## Setup

In [48]:
import json

from pyproj import Transformer

In [34]:
# load data

with open('../data/buildings.geojson', 'r') as file:
    data = json.load(file)

## Data Exploration

In [35]:
# How many features are in the dataset?

total_features = len(data['features'])
print(f'{total_features} building entries in the dataset')

393297 building entries in the dataset


In [36]:
# How many buildings are there with the Class 1252 (Behälter, Silos und Lagergebäude )?

count_1252 = sum(1 for feature in data['features'] if feature['properties'].get('buildingClass') == 1252)

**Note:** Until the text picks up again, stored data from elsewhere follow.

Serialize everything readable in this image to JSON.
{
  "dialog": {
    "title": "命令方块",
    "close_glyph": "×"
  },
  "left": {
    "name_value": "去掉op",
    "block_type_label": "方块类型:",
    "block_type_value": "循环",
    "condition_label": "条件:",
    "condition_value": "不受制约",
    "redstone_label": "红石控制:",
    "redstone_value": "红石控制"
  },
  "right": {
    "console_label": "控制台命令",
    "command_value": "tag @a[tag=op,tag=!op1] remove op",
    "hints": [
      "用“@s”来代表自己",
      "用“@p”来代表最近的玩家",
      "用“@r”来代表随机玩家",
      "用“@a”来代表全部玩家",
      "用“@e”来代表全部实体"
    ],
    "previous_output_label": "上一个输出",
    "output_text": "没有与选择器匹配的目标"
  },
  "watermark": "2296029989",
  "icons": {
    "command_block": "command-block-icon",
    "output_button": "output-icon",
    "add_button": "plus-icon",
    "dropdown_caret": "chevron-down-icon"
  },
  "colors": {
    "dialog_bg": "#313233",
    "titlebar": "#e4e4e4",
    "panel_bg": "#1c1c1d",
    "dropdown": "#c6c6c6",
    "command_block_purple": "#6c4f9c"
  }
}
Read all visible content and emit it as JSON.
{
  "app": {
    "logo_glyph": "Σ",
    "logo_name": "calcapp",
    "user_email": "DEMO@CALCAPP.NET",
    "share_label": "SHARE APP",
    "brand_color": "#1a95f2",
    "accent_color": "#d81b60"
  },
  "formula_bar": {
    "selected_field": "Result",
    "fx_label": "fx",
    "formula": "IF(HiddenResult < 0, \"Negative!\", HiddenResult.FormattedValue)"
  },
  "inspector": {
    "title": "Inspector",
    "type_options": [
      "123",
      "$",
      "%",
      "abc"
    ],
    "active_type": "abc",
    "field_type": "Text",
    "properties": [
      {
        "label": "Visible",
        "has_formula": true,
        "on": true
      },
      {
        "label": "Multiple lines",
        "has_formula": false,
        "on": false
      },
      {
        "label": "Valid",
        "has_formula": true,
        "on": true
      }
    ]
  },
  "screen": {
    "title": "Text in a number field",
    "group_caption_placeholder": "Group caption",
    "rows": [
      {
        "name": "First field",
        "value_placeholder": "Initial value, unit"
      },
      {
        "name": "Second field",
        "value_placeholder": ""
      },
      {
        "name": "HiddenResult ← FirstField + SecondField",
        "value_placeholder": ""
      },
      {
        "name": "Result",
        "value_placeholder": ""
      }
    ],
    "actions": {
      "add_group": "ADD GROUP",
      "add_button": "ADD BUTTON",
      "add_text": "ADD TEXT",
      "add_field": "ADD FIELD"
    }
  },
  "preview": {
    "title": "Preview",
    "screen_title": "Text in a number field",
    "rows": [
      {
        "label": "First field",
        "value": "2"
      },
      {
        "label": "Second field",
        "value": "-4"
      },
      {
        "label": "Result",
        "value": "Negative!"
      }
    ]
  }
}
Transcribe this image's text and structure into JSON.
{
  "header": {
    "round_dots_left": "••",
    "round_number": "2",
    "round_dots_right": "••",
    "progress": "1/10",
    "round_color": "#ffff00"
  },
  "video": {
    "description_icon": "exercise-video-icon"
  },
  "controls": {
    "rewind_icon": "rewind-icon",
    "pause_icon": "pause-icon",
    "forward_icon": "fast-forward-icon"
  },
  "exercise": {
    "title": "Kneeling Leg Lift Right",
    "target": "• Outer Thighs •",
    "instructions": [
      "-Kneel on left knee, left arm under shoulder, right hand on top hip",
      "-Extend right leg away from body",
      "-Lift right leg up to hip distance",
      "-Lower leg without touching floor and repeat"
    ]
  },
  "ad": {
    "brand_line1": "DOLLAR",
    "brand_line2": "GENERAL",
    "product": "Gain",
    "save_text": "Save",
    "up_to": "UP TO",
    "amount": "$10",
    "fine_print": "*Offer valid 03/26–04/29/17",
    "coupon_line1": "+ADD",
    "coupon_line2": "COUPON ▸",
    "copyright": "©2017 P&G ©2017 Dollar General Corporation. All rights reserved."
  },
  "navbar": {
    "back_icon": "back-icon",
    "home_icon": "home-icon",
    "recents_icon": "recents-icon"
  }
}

print(f'{count_1252} entries with buildingClass 1252 (Behälter, Silos und Lagergebäude)')

4766 entries with buildingClass 1252 (Behälter, Silos und Lagergebäude )


In [38]:
# How many of those buildings do have the status 1004 (Bestehend)?

# Count buildings with specified class and status
count = sum(
    1
    for feature in data['features']
    if feature['properties'].get('buildingClass') == 1252 and
       feature['properties'].get('buildingStatus') == 1004
)

print(f'{count} buildings with class 1252 and status 1004 (Bestehend)')


4031 buildings with class 1252 and status 1004 (Bestehend)


With the data from before this means that from the 4'766 entries that have the correct class, 4'031 are technically "available" as of now.

In [40]:
# How many of those buildings have the buildingCategory 1060 (Gebäude ohne Wohnnutzung)

count = sum(
    1
    for feature in data['features']
    if feature['properties'].get('buildingClass') == 1252 and
       feature['properties'].get('buildingStatus') == 1004 and
       feature['properties'].get('buildingCategory') == 1060
)


print(f'{count} buildings with class 1252, status 1004 and category 1060 (Gebäude ohne Wohnnutzung)')


3605 buildings with class 1252, status 1004 and category 1060 (Gebäude ohne Wohnnutzung)


This means we are left with 3'605 possible storage locations in the canton of Zurich.

## Data Preprocessing

In [41]:
# Remove the 'canton' property from each feature, since we just have data from "ZH"

for feature in data['features']:
    if 'canton' in feature['properties']:
        del feature['properties']['canton']

In [42]:
# filter out unneeded data

filtered_features = [
    feature
    for feature in data['features']
        if feature['properties'].get('buildingClass') == 1252 and
            feature['properties'].get('buildingStatus') == 1004 and
            feature['properties'].get('buildingCategory') == 1060
]

data['features'] = filtered_features

In [43]:
# transform spatial data from EPSG:2056 (mainly used in Switzerland) to EPSG:4326 (global standard)

transformer = Transformer.from_crs("EPSG:2056", "EPSG:4326", always_xy=True)

for feature in data['features']:
    x, y = feature['geometry']['coordinates']
    lon, lat = transformer.transform(x, y)
    feature['geometry']['coordinates'] = [lon, lat]

## Save data

In [44]:
with open('../data/preprocessed_buildings.geojson', 'w') as file:
    json.dump(data, file, indent=4)

In [47]:
# count preprocessed buildings

with open('../data/preprocessed_buildings.geojson', 'r') as file:
    preprocessed_data = json.load(file)

total_buildings = len(preprocessed_data['features'])
print(f'{total_buildings} building entries saved in the preprocessed dataset')

3605 building entries saved in the preprocessed dataset